Lauritsen has chronicled the AIDS epidemic from the perspective of an AIDS dissident — that is, one who does not accept the scientific consensus that HIV is the cause of AIDS. He has written dozens of articles and published three books specifically on AIDS: Poison by Prescription, The AIDS War, and The AIDS Cult. His writings have had an impact on the AIDS dissident movement. Lauritsen also covered the Concorde trials, and alleged rampant fraud in the early clinical trials of AZT.

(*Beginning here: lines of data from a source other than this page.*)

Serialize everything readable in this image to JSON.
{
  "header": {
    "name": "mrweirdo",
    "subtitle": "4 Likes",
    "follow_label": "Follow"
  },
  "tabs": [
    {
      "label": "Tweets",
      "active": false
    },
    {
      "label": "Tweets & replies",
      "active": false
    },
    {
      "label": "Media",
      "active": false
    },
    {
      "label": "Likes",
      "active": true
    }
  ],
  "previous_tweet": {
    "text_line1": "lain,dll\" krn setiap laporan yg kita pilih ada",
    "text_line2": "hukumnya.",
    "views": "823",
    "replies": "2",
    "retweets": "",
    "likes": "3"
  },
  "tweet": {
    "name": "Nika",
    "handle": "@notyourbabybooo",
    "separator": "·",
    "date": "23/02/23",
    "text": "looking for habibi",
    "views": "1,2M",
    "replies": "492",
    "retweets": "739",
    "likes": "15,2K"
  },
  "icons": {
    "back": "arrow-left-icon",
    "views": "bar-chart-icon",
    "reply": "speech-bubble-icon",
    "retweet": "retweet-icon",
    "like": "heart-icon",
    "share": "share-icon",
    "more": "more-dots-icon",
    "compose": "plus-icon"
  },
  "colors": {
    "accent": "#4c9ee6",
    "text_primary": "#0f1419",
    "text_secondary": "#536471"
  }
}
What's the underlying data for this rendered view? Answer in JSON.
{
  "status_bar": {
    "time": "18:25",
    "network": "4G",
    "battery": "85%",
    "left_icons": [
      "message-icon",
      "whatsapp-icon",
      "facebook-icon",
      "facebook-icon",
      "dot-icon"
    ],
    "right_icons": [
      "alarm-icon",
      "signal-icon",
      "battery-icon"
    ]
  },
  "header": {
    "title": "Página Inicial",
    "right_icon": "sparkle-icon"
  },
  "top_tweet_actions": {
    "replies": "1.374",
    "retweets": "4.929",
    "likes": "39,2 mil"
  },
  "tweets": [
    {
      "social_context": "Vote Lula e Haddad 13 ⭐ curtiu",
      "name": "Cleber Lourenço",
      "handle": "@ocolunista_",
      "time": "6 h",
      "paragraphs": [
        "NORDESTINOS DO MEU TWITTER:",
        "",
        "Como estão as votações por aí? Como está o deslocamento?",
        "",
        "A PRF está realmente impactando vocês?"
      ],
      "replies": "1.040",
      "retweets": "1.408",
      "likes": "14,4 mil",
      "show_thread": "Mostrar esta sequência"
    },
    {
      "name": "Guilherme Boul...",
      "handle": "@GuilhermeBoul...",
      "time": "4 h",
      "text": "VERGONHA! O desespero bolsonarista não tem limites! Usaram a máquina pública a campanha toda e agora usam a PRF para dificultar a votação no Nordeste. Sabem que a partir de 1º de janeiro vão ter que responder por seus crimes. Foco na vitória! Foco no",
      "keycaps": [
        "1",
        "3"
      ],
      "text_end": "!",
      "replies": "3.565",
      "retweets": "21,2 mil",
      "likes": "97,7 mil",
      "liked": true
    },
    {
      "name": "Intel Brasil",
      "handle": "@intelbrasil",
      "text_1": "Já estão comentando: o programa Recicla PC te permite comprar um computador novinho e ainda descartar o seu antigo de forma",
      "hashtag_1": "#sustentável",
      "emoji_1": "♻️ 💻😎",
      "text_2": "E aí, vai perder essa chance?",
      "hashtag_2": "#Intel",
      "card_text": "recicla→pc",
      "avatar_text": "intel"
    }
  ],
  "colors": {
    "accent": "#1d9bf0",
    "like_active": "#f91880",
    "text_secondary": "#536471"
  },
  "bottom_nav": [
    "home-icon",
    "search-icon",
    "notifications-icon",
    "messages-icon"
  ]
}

Lauritsen has criticized the perceived "intemperate and reactionary tendencies" of radical feminism, including what he considered the intimidation of the gay academic community. At the Gay Academic Union Conference in New York City in 1976, Lauritsen said: "It has become almost taboo to criticize anyone who identifies herself as a 'feminist'... Why have feminists enjoyed this virtual immunity from criticism?... Because feminists have so often demanded that things they disagree with be censored, and have so often gotten their way, that some men frankly are afraid of them."[citation needed]
Lauritsen's 2007 book The Man Who Wrote Frankenstein claims that Percy Bysshe Shelley, not his wife Mary Shelley, wrote Frankenstein.